3. Institutionalize expectations for data to be collectively reviewed with stakeholders. This can and should happen, albeit differently, at all levels including large summits, cross-functional tiger teams, and program-level all-hands meetings.
4. Keep a conversation going about how you will continue to learn new things. Are there additional sources of data that should be integrated into your analytics? Assess your data readiness and start working with campus partners to get there.
5. Resource your analytics efforts appropriately for the long term to ensure that your teams can maintain and improve them over time as changes occur in technology, systems, policies and business practices.
6. Deliver data in a way that is easily understandable and that supports workflows, helping people move smoothly from information into action.
7. Data requires data literacy, so plan for sustainability with learning opportunities. Create and support user communities to facilitate shared learning.

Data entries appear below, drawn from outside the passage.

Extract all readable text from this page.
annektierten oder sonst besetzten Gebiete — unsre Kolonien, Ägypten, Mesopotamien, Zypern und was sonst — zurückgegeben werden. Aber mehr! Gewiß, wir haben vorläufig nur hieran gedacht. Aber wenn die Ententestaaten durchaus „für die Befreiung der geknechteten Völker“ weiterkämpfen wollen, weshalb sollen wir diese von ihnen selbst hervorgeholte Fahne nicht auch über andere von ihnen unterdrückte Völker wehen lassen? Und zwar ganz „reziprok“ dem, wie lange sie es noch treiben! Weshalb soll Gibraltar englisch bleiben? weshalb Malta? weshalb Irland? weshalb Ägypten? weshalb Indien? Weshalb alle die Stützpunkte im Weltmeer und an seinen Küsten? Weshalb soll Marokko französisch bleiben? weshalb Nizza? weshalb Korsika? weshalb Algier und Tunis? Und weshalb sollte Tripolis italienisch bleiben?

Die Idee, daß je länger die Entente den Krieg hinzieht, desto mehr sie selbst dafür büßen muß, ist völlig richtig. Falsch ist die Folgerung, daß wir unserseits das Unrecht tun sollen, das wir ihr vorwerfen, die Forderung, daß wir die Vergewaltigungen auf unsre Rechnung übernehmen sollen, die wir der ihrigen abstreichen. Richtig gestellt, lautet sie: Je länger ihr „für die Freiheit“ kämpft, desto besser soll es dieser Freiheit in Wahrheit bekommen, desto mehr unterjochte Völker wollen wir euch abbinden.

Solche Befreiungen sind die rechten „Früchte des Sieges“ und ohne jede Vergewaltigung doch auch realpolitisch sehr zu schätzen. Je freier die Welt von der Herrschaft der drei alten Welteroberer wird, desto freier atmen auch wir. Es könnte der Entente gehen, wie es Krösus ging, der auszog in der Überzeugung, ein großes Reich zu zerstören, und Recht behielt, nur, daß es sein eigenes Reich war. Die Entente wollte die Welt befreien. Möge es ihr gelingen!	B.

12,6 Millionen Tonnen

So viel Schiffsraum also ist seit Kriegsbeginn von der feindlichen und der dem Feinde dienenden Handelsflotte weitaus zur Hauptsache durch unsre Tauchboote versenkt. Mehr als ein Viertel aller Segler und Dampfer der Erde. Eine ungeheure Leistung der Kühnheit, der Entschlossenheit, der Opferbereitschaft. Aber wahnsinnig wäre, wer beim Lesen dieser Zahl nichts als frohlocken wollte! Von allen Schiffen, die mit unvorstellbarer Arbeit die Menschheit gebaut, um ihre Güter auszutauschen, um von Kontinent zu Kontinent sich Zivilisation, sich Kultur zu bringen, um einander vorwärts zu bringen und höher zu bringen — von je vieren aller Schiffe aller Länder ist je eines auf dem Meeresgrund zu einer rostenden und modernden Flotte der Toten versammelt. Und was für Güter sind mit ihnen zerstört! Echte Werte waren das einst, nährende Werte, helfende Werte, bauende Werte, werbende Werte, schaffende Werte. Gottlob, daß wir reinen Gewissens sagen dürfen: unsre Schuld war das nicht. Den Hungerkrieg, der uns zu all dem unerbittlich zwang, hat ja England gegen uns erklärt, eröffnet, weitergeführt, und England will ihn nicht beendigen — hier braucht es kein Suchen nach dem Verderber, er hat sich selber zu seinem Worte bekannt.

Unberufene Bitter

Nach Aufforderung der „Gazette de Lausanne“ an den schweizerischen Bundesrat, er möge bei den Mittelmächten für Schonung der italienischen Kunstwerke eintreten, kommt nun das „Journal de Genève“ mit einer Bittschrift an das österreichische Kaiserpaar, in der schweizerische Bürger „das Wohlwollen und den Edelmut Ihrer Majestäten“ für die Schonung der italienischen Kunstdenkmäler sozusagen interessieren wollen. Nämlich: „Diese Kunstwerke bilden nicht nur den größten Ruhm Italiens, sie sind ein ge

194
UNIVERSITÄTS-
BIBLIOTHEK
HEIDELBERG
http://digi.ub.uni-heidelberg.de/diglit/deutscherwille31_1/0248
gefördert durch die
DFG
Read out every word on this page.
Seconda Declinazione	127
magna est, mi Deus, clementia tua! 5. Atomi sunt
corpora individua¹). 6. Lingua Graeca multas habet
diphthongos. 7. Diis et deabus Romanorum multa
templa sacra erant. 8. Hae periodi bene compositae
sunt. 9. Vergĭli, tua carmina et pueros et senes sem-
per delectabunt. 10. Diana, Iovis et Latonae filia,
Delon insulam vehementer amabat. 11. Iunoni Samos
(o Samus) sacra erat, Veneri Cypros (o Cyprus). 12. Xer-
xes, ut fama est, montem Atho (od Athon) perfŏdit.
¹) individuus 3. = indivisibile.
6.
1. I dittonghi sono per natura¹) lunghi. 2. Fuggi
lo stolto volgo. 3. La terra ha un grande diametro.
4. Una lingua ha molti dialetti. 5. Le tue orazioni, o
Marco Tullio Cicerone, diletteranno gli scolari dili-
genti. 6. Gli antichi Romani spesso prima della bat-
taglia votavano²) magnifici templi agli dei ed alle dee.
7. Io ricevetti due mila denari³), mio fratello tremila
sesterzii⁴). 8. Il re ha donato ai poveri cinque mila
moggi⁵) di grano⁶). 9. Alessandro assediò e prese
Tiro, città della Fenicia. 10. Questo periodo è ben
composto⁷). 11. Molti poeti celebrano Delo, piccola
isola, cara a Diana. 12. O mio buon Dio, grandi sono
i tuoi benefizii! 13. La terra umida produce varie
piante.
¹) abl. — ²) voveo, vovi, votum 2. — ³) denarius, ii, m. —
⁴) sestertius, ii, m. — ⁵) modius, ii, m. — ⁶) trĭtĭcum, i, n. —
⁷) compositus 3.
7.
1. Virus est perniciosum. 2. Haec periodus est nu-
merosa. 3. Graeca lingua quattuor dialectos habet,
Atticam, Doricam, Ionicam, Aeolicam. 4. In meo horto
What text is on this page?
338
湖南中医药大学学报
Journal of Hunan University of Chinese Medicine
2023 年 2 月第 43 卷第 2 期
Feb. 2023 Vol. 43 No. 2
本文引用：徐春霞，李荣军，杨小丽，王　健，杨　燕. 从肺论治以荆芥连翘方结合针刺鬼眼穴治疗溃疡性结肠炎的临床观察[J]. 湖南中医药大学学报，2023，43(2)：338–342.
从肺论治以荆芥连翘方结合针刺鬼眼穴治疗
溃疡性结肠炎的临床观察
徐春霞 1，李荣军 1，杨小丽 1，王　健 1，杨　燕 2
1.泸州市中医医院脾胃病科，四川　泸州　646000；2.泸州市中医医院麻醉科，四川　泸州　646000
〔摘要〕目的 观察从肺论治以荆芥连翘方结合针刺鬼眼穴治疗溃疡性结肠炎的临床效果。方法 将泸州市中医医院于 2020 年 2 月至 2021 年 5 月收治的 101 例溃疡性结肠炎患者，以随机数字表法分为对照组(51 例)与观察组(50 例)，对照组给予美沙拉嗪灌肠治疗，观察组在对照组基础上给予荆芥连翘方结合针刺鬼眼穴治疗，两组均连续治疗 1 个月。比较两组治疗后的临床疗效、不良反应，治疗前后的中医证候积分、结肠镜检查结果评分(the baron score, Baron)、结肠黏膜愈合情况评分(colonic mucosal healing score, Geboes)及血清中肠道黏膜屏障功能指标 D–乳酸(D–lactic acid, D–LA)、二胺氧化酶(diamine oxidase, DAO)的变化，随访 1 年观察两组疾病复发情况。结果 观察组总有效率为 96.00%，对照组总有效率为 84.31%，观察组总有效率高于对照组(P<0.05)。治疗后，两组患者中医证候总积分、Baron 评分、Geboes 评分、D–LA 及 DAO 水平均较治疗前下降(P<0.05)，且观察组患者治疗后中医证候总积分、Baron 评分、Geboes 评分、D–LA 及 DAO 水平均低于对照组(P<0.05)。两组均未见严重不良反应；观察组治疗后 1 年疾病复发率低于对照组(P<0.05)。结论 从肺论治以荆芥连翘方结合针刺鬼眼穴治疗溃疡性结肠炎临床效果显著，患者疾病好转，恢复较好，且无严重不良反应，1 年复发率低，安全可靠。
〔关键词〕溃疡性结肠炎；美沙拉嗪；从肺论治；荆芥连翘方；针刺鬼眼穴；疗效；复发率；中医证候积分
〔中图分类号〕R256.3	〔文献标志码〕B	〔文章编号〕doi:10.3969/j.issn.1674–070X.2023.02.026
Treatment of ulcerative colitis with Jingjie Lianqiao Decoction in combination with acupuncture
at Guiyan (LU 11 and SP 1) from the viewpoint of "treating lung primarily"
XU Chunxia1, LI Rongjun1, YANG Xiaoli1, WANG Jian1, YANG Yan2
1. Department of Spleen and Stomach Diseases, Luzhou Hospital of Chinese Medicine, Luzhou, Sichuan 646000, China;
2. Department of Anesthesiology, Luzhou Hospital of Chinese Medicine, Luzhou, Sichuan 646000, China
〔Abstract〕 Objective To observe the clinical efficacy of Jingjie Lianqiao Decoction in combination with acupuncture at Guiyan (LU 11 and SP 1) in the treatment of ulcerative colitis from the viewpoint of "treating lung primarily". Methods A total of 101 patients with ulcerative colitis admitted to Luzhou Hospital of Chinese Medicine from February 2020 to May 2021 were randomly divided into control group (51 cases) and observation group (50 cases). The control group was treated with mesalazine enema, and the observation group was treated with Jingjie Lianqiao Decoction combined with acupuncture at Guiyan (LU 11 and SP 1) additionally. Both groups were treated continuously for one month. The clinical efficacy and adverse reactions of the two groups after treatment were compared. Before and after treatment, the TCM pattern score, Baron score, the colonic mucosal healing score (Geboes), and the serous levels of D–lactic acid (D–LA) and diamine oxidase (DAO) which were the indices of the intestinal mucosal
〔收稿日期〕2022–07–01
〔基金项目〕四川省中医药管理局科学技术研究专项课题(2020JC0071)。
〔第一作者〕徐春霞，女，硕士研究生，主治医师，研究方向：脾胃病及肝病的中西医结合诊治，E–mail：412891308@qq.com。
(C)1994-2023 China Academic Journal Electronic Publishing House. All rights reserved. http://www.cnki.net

8. Stay close to those who use the data. Get their feedback, understand how the data is or is not working for them, keep them in the loop about the effectiveness of their efforts, show them that their feedback matters, and listen for the evolution of their needs.
9. Measure your efforts. There is no way to gain trust in data except to provide evidence of its accuracy. Review projections against actual outcomes and assess the effectiveness of programs and interventions.
10. Celebrate your successes! Recognize those individuals who have made positive change through data-informed decision making and position them to help and influence others.
Many of the suggestions above reiterate the fact that a successful data-informed culture is people-centric. We need to use our data more effectively in order to take the higher education enterprise to the next level, but systems and algorithms are just the beginning. Our data is about real people, the outcomes we seek are life changing, and the only way data works is through the web of understanding and action we collectively create as colleagues.